To assess the impact of the membrane on substrate binding, we also performed MD simulations with CYP3A4 embedded in a lipid bilayer environment. The N-terminal transmembrane helix of CYP3A4 was added based on the AlphaFold3-predicted structure, and the resulting full-length protein model was incorporated into a lipid membrane60. To enhance the likelihood of observing F–F′ loop movement and DHB binding, five parallel MD simulations were conducted with ten DHB molecules distributed around the protein surface. All other simulation parameters were identical to those used in the membrane-free systems. Owing to computational limitations, we were unable to perform a sufficiently large number of long-timescale simulations with this extended model, and the DHB substrate did not fully enter the active site within the available simulation time. Importantly, however, in one of these simulations, the F–F′ loop shifted upward within 6 µs (Supplementary Fig. 14), yielding a representative structure similar to that observed in the absence of a membrane. Several DHB molecules were stabilized at the entrance of tunnel 2b (Supplementary Fig. 14), consistent with the behavior observed in trajectory 0-1-3 (Fig. 3), suggesting that DHB may also access the active site via tunnel 2b under membrane-bound conditions. All MD trajectories mentioned in the main text and the Supplementary Information are summarized in Supplementary Table 4, and the Supplementary movies with their descriptions are listed in Supplementary Table 5.

sMD and umbrella sampling simulations

To analyze the energy changes associated with DHB molecule exit, with and without restraint of the F–F′ loop, we performed sMD and umbrella sampling simulations42,43,44. Initial configurations were generated by gradually increasing the center-of-mass (COM) distance between the DHB molecule and the heme iron, using a harmonic force constant of 5 kcal mol-1 Å-2 and a pulling rate of 1 Å ns-1. Two exit directions were considered, corresponding to the reverse of the DHB entry pathways observed through the right-hand yellow and cyan tunnels. To restrain the F–F′ loop during DHB exit, a harmonic force of 25 kcal mol-1 Å-2 was applied to the backbone atoms of the F–F′ loop. This setup yielded four sMD trajectories, covering two exit tunnels with or without F–F′ loop restraints. The sMD-generated configurations were subsequently used as starting structures for umbrella sampling44. The COM distance between the iron and the DHB molecule ranged from 7.5 Å to 30.0 Å, with a window spacing of 0.5 Å. Each window was restrained with a harmonic potential using a force constant of 10 kcal mol-1 Å-2 to ensure sufficient overlap between adjacent sampling windows. Each window was simulated for 20 ns to achieve converged sampling. Finally, the potential of mean force (PMF) along the reaction coordinate was computed using the weighted histogram analysis method (WHAM)61,62,63,64.
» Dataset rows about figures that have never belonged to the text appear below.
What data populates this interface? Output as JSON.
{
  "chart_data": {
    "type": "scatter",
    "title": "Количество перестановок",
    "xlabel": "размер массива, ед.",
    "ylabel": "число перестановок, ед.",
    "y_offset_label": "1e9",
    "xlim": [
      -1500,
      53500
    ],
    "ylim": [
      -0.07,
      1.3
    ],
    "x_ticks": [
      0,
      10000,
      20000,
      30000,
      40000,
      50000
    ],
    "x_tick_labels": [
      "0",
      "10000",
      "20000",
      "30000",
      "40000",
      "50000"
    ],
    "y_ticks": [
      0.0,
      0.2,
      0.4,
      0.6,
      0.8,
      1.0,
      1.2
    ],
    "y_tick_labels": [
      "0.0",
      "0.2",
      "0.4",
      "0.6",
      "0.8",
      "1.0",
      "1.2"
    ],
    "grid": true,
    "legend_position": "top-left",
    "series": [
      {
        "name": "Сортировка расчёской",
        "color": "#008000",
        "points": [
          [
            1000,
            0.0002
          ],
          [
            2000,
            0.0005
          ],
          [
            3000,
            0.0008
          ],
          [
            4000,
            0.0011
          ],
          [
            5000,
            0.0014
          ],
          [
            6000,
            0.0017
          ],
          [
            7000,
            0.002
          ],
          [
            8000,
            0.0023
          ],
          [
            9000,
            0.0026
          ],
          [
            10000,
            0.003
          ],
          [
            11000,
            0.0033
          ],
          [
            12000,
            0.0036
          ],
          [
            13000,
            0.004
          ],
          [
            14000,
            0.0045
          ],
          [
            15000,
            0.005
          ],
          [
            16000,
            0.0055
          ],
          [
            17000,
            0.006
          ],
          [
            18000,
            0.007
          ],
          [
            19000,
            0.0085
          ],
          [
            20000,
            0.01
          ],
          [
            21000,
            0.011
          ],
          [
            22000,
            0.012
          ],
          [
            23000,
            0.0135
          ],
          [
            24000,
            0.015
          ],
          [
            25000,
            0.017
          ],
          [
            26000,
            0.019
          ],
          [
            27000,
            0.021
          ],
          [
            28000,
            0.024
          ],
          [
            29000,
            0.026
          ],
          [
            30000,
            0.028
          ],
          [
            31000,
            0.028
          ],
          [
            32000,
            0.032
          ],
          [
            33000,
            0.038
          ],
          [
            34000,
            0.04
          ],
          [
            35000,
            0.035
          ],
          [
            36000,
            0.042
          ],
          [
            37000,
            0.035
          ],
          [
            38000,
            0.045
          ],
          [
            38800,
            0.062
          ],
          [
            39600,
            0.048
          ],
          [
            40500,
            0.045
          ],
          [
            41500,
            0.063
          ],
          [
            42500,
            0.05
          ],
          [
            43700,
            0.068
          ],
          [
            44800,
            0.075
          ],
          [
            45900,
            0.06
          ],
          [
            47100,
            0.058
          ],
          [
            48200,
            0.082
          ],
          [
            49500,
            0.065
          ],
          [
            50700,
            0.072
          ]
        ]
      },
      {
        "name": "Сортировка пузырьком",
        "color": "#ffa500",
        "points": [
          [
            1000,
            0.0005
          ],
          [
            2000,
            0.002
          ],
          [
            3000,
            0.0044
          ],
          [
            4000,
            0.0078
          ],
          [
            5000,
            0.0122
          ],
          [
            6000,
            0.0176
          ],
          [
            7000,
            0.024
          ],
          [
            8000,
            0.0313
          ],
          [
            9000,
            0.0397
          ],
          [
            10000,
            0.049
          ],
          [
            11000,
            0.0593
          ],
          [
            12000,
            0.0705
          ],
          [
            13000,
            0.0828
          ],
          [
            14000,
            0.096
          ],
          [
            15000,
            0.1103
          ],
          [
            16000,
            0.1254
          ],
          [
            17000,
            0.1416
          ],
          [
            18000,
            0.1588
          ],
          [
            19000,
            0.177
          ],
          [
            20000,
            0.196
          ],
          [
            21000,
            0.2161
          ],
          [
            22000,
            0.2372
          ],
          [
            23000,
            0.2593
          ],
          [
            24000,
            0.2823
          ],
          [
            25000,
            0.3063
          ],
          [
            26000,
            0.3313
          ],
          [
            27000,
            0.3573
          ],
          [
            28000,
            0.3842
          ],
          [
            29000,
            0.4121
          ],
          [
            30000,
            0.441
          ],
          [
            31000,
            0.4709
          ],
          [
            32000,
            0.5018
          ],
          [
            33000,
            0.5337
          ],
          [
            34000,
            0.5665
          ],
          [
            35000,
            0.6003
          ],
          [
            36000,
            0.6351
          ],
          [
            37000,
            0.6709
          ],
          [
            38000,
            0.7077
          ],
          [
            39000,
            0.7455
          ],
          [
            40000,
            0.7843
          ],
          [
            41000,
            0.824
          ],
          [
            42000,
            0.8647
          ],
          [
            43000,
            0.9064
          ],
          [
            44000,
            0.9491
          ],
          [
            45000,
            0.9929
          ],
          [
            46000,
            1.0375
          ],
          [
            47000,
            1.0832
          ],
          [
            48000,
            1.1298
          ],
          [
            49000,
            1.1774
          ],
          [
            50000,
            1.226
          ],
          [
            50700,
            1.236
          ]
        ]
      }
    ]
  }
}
MSM analysis of the MD Data

To identify the kinetically relevant metastable states and their interconversion rates along the DHB entry pathway, we performed MSM analysis using the PyEMMA package65,66,67,68. The input features included: binary contact matrices between key amino acid residues and DHB, the COM of the bound DHB, the Fe–O6, Fe–C12, and Fe–C26 distances, and the RMSD of the F–F′ loop. Each trajectory frame was encoded as a 16-dimensional feature vector. To reduce dimensionality, we applied time-lagged independent component analysis (tICA)69,70 for dimensionality reduction with a lag time of 60 ns, retaining the top two components. The resulting 2D data were discretized into 600 microstates using k-means clustering71. Bayesian MSMs were constructed with a lag time of 60 ns, following validation of the Markovian property through implied timescales across different lag times (Supplementary Fig. 16)72. Kinetic rate constants (kon and koff) were estimated using the mean first-passage time73 (MFPT) approach, where kon = 1/(MFPTonC) and koff = 1/(MFPToff), with C representing the DHB concentration (8.2 mM). Finally, transition path theory (TPT) was applied to identify dominant transition pathways and quantify their net fluxes74,75.